ILO: China Drives 6% Annual Wage Growth in Asia-Pacific

The International Labour Organization’s 2014 Wage Report for the Asia Pacific region shows rapid growth in wages compared to global averages, wide differences in wage levels in the region, expanding formal employment and growing upward pressure on wages from civil society organisations.

Rising Wages, Widening Inequalities

Real wages in the Asia Pacific region grew 6% y-o-y in 2013, a slight increase compared with 5.9% in 2012 and faster than the average 2.0% y-o-y growth in global wages in 2013. At the basic level, this is good news for the region because it indicates growing consumer spending power.

Annual Growth (%) in Real Wages, Asia vs. Global Average, 2006-2013

Source: ILO Global Wage Report 2014/15 | Asia and the Pacific

However, the regional number, as we shall see, masks significant differences in wage levels and growth across the region.

Despite seeing strong regional growth, wages remain comparatively low in Cambodia, Indonesia, Vietnam, the Philippines and India, compared with China, Malaysia, and the more developed nations of the Asia Pacific region.

Monthly Salaries (US$) Compared Across Asia-Pacific (2013)

Source: ILO Global Wage Report 2014/15 | Asia and the Pacific

East Asia: 7.1% YoY Growth Driven by China

Annual wage growth in East Asia of 7.1% in 2013 (7.7% in 2012) outperformed the regional average of 6%. ILO numbers show that rapid wage growth in China - 7.3% y-o-y for state-owned enterprises and 10.9% y-o-y in private enterprises - drove overall numbers for the region. Elsewhere, wage growth picked upon Korea to 2.5% y-o-y, as new minimum wage legislation drove worker payments. Wage growth in Hong Kong and Taiwan was relatively lacklustre with wages fell 0.2% and 0.6% y-o-y, respectively.

South-East Asia: Minimum Wage Legislation Pushes Up Wage Levels 5.3% YoY

Governments in Vietnam, Malaysia, Thailand, Indonesia and Cambodia all raised minimum wage levels in 2013, responding to political pressure and concerns that wage growth had fell behind productivity growth.

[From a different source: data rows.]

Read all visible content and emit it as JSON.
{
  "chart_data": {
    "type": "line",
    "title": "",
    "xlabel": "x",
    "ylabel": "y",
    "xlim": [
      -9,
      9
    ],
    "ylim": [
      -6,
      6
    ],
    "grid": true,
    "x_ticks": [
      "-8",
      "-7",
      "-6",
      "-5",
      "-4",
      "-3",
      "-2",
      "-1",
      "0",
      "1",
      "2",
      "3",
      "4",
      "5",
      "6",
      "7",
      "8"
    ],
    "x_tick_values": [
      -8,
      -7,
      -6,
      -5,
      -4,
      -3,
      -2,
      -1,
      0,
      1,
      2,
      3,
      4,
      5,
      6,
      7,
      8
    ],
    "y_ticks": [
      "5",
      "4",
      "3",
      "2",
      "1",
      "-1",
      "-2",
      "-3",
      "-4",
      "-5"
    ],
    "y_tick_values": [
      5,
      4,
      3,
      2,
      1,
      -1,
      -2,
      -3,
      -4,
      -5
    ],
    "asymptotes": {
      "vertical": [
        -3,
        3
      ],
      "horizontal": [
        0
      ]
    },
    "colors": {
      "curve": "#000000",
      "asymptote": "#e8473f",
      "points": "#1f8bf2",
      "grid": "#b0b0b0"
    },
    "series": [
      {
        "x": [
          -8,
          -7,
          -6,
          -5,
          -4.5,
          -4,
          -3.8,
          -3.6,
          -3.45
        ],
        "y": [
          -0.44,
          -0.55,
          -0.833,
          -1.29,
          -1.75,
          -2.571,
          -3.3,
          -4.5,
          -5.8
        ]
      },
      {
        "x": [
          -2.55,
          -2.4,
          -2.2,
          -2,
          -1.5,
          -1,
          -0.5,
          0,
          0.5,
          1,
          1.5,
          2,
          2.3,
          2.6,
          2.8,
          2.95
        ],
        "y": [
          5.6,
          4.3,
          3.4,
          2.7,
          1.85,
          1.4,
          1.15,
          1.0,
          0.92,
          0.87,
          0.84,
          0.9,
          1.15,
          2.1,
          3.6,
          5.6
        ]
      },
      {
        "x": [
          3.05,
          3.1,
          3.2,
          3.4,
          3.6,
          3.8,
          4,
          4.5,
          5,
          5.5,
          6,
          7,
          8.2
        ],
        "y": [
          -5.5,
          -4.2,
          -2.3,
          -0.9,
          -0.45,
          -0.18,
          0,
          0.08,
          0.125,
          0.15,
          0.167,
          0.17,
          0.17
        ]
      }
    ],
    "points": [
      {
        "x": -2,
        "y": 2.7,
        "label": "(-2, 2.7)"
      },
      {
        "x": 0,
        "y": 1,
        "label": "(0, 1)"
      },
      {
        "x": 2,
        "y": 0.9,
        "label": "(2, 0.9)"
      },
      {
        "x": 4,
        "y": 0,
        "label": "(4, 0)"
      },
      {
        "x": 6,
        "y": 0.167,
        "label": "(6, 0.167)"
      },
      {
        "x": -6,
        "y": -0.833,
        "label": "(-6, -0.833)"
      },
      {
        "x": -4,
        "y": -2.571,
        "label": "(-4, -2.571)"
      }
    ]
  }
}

As such, wage growth picked to 5.3% y-o-y in 2013, compared with 3.7% y-o-y in 2012.

South Asia: Wage Growth Slows to 2.4% YoY

Despite patchy data, the ILO report states that real wages in South Asia (India, Pakistan, Bangladesh, Sri Lanka and Nepal) grew 2.4% in 2013, faster than the 1.5% y-o-y growth in 2012, but much slower than the average 5% annual growth on real wages between 2006 and 2011. Many arguments are put forward to explain why, chief among them from the ILO’s point of view is the lack of observance of minimum wage laws. Rampant unemployment in the region has also put wage levels under significant pressure.


What does this mean? For governments, at least, the report gives a snapshot of where they can compete on wage levels against other countries in the region. Principally, it should focus attention on pushing reforms to liberalize investment in manufacturing and industrial sectors, as well as undertaking reforms to improve the business environment.

For corporates, the trend of continuing growth in wages in the region is good for those companies betting on a consumer-demand led future. Also, Asia Pacific remains competitive in wages terms for manufacturers.

However, the wage data show that demographic pressures discussed here are having a distinct impact on salaries and so it is necessary for corporates and government to have a clear, forward-looking assessment of where demographic pressures will be greatest in the next 50 years.

Finally, corporates should prepare themselves for further cases of government pressure through minimum wages. Upward adjustments were widespread in 2013 and 2014 and legislation is only likely to become tighter, particularly in countries such as Indonesia, Cambodia, Vietnam, the Philippines and India, where young working-age populations will account for a more weighty share of the populace and will bargain for increased wages.